Lida Moser: Photographer who recorded the grittiness of everyday life in her native New York for more than half a century
Lida Moser was a photographer who chronicled everyday life in her native New York and beyond in the second half of the 20th century. “When I became a photographer,” she wrote, “I was determined to use photography as a magic key into as many aspects of life as I possibly could.”
She was the daughter of Jewish immigrants from Russia and began her decades-long career in New York in the late 1940s. She became a photographer for magazines including Look magazine and Vogue, wrote the “Camera” column for The New York Times in the late 1970s and early 1980s, and published several books.
Moser was particularly known for her photography of her home town, the place she called “dirty, wild, noisy, criminal New York.” She trained as an assistant to Berenice Abbott, the trail-blazing modernist photographer, and was inspired by her collection of images by Eugene Atget, the French photographer known for his perceptive documentation of Parisian life.

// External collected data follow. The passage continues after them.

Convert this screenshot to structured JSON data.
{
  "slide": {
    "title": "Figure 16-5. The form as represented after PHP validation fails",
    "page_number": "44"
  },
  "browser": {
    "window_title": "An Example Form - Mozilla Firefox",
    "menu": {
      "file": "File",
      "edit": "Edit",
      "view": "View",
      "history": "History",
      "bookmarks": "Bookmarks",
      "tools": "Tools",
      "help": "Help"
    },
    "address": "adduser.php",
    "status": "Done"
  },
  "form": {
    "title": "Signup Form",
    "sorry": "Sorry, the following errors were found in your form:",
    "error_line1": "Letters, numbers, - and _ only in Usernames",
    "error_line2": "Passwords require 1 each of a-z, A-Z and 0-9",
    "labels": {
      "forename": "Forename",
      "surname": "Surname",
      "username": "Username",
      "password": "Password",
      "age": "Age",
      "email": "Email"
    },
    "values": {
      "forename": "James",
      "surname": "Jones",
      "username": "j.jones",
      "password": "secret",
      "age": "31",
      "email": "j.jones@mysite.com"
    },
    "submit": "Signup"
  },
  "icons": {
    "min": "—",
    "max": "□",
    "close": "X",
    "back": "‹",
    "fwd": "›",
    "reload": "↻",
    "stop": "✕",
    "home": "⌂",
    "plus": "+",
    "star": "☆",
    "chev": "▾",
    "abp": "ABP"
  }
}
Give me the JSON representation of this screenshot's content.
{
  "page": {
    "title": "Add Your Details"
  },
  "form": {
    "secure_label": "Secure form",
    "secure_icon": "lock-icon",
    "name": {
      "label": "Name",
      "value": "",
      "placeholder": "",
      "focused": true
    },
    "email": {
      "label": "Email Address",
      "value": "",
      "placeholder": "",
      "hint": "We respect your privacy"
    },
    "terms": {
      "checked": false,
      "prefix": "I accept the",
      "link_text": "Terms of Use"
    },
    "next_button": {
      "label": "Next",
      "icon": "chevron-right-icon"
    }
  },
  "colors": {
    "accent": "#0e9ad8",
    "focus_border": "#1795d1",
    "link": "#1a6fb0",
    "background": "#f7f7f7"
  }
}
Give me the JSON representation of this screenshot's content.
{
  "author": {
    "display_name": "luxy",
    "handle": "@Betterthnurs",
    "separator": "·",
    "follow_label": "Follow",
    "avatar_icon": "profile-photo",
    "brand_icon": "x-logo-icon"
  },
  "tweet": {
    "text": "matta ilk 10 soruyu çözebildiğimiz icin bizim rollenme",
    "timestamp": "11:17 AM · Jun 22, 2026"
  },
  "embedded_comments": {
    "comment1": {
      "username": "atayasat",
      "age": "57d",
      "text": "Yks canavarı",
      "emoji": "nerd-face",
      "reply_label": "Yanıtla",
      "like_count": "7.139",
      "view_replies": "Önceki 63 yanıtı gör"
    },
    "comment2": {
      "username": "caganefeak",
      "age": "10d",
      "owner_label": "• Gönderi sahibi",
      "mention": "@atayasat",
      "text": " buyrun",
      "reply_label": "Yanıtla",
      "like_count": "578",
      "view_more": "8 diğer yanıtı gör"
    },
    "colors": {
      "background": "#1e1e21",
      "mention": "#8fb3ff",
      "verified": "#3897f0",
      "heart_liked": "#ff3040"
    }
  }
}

One of her most noted works was “Judy and the Boys”, or “Mimicry”. Taken in 1961, the image reveals an encounter between a model – Moser’s intended subject – and a group of youngsters who invite themselves into the photo shoot.
Surrounded by the grittiness of New York, the model strikes a sophisticated pose and raises her middle finger to the boys as they mimic her stance. “I love that boy,” Moser recalled, referring to the most brazen of the children. “He’s so brave. I bet he’s a huge success somewhere today.”
Lida Moser, photographer: born New York 17 August 1920; died Rockville, Maryland 11 August 2014.